Tenemos, pues, razón para contemplar nuestro futuro con optimismo. Si no fuera por la actitud negativa en que se mantienen algunos grupos políticos, tanto de extrema izquierda como de extrema derecha, el país caminará hacia adelante con pasos agigantados. Pero las sombras que se proyectan sobre el porvenir del país son circunstancias y pasajeras. Estamos dando los pasos iniciales para nuestro desarrollo y nada ni nadie podrá detenernos en ese camino prometedor.
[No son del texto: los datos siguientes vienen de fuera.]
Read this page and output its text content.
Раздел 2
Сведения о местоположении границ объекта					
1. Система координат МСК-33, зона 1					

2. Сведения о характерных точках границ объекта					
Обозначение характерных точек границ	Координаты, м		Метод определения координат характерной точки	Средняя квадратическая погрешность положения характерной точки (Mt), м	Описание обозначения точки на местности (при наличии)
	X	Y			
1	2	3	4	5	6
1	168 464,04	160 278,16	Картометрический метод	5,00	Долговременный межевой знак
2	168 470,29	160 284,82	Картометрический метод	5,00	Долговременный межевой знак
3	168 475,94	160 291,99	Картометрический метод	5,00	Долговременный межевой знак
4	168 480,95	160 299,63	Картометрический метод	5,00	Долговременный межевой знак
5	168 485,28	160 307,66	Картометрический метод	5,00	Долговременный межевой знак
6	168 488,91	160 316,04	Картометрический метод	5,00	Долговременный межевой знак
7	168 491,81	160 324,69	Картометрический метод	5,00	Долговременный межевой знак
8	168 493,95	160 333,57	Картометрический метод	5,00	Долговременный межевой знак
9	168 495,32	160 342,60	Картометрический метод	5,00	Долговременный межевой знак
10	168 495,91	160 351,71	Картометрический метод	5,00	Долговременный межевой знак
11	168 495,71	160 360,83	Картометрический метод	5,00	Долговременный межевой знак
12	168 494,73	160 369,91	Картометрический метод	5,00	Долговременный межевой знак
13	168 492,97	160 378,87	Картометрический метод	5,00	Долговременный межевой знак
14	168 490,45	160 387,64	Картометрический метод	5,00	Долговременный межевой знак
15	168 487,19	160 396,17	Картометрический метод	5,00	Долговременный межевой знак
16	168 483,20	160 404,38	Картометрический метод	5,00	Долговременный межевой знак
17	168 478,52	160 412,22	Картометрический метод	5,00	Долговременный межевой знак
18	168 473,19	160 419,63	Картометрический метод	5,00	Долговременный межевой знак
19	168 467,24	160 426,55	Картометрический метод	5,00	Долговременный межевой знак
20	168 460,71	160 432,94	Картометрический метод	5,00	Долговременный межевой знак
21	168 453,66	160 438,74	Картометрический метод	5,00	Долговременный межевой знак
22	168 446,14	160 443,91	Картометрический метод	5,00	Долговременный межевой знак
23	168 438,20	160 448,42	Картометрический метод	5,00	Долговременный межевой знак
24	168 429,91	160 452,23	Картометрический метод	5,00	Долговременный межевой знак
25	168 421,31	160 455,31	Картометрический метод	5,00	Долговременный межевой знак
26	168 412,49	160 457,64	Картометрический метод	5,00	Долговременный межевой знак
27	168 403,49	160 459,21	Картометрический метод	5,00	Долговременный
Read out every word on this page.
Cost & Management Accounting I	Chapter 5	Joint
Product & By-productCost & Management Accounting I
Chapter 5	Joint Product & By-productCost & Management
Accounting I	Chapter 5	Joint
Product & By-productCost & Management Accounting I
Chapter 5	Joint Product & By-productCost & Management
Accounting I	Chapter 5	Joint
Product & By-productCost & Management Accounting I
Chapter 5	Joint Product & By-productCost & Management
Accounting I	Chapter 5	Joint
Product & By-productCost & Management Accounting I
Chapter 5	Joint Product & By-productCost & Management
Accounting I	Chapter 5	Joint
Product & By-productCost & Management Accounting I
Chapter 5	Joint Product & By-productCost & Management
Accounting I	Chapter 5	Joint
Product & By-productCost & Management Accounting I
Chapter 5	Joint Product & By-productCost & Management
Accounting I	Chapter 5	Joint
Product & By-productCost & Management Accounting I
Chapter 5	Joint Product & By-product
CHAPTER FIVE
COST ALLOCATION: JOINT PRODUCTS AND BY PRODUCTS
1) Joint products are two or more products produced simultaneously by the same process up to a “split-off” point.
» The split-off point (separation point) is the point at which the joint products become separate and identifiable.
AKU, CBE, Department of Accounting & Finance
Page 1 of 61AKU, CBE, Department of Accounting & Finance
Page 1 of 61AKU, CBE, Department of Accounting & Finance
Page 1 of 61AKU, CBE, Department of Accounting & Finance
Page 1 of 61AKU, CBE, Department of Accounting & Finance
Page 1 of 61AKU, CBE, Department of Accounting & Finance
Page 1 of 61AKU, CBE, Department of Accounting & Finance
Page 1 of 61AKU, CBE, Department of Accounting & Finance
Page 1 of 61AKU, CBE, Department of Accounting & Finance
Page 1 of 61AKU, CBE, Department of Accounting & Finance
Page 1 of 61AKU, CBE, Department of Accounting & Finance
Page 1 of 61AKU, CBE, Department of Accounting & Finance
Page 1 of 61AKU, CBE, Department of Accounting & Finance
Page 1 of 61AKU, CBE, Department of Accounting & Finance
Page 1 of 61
Hostos nos dijo, en la postrimería del siglo xix, que el porvenir del pueblo dominicano se hallaba cifrado en este dilema: civilización o muerte. Hoy podemos decir que esa consigna ha cambiado, modificada también por el signo de los tiempos, y que el dilema no consiste ya en la civilización o morir, sino más bien en trabajar unidos por el bien de la Patria o resignarnos a perecer, barridos por nuestros propios odios, y empujados hacia el desastre por la ola de canibalismo rampante que hoy invade todas las playas del mundo.

Discurso extraído del libro “Joaquín Balaguer: Mensajes presidenciales.